6. You have yet another album coming out next month. Could you tell us a little about Seven Veils?

Seven Veils contains a huge chunk of my life. In many ways, it sumarizes and incorporates all the different developements my work has taken in the last ten years. It’s the most rhythmic album I’ve ever done, and I think it has some of the best instrumental performances of any of my past work. It has a very complex melodic approach, with long evolving solos that often evoke the human voice in their phrasing. I think it’s the unusual melodic structures that generally evoke a Middle-eastern sensibility, although there’s a lot going on that is quite western in flavor. I suppose if I were to compare it to any of my past albums, it might be Propagation, although Seven Veils is a bit more intense, and perhaps for lack of a better word, more ‘psychedelic.’

Seven Veils also includes some notable contributions from David Torn (guitar), Hans Christian (cello), Forrest Fang (violin), Mark Forry (Balkan kaval) and Andrew McGowan (bass). Andrew and Hans have both been involved in Amoeba, and Hans has two solo albums as well. Forrest has an amazing discography that includes one of my favorite albums of all times, Folklore. Mark Forry is a virtuoso kaval player, and performs in a Bulgarian folk band in the Bay Area (the kaval is an endblown flute that closely resembles the turkish ney.) David Torn, of course, has an unmistakable guitar tone, and hopefully doesn’t need an introduction. He’s played with Jan Garbarek, David Sylvian, and countless others.

7. Stalker is already considered an ambient classic by many only a few years after its release. Do you foresee yourself working with B. Lustmord again in the future?

Brian and I maintain a close friendship, and the door is always open for another collaboration if we thought we could take it into a new direction. Neither of us would want to make a Stalker Part 2, so we’ll leave it open for now.

8. I understand that you are considering compiling some live recordings for possible release in limited editions. Have you made any recent decisions on this project?
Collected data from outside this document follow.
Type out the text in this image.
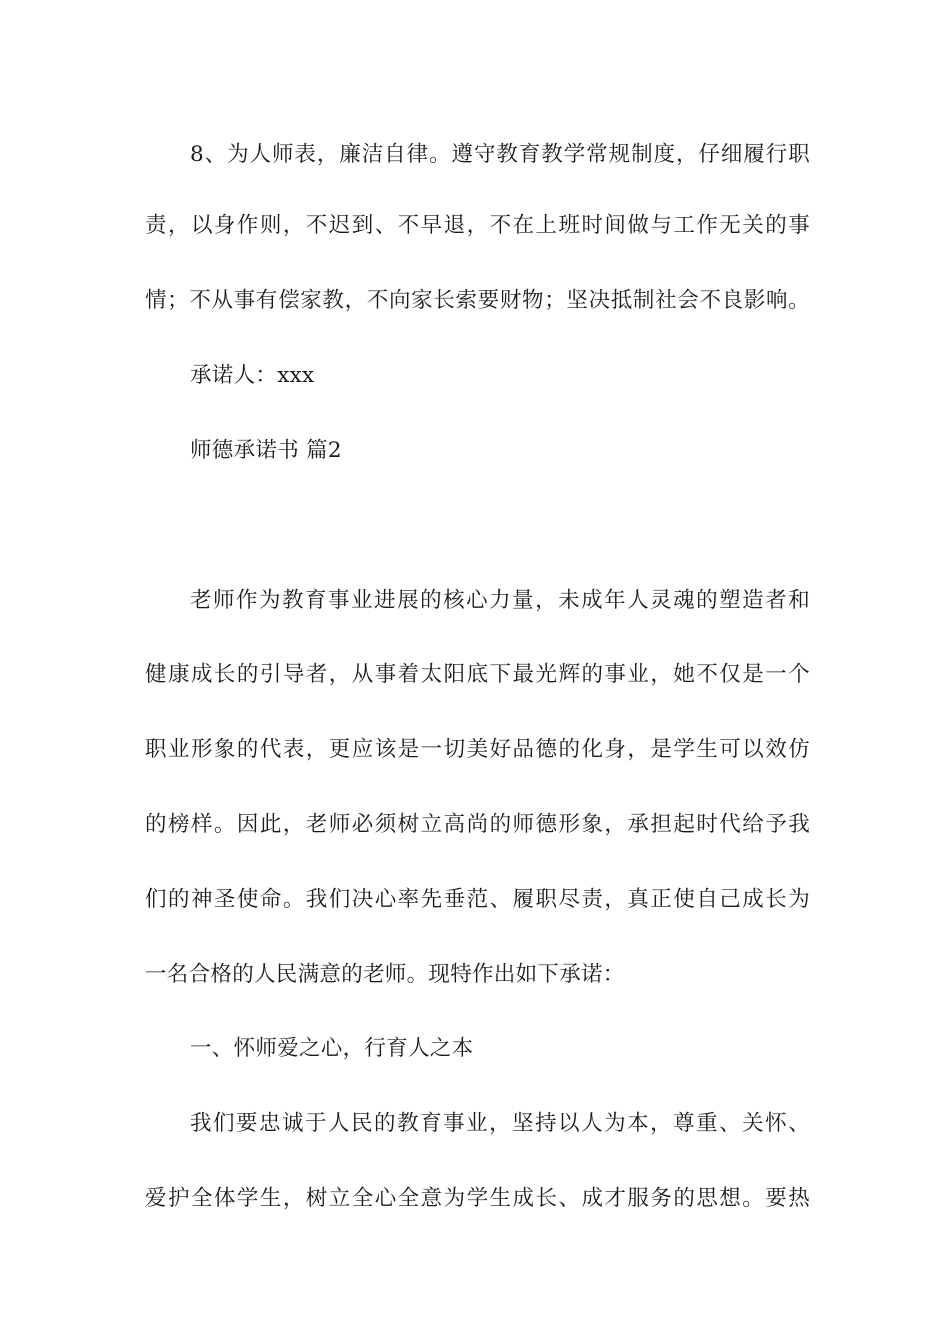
8、为人师表，廉洁自律。遵守教育教学常规制度，仔细履行职
责，以身作则，不迟到、不早退，不在上班时间做与工作无关的事
情；不从事有偿家教，不向家长索要财物；坚决抵制社会不良影响。
承诺人：xxx
师德承诺书 篇2
老师作为教育事业进展的核心力量，未成年人灵魂的塑造者和
健康成长的引导者，从事着太阳底下最光辉的事业，她不仅是一个
职业形象的代表，更应该是一切美好品德的化身，是学生可以效仿
的榜样。因此，老师必须树立高尚的师德形象，承担起时代给予我
们的神圣使命。我们决心率先垂范、履职尽责，真正使自己成长为
一名合格的人民满意的老师。现特作出如下承诺：
一、怀师爱之心，行育人之本
我们要忠诚于人民的教育事业，坚持以人为本，尊重、关怀、
爱护全体学生，树立全心全意为学生成长、成才服务的思想。要热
Will you be playing live again in the near future?

I do have plans to release some live concerts on CD next year, perhaps starting with a re-release of the 1985 live album Inner Landscapes. I might also release a 3-CD set of the concerts that I did this May. These would be very small releases, either on my own label or as a co-op deal with another small label, mostly just for collectors. I might also release a 5-CD set of an entire sleep concert from the 1996 tour.

I don’t have immediate plans for more live concerts, but I am sure I’ll be on the road again next year sometime, if not sooner. I want to get a good chunk of studio work done first, though.

9. How is the new Amoeba album going? What direction is it heading in? Are there any ideas yet as to a title, label, or release date?

I can answer the first two questions, but I don’t know the remainder yet. The album is growing slowly, but I think it’s going to be worth it. Since Rick Davies lives a thousand miles away now, the collaborative songwriting process takes a lot longer. We have just started tracking now, however, and the album is feeling much more up-tempo and song-structured than Watchful was. Musically the album is rather complex and I feel quite challenged, especially when it comes to vocals. As on the last album, the lyrics are quite personal but still somewhat abstract, hopefully seeking some private truths and hinting a bit at the universal.

10. Do you have any other projects on this horizon?

I have plans and maps for several new solo albums, but it’s a bit premature to discuss them, since I won’t be starting to work on them until next year.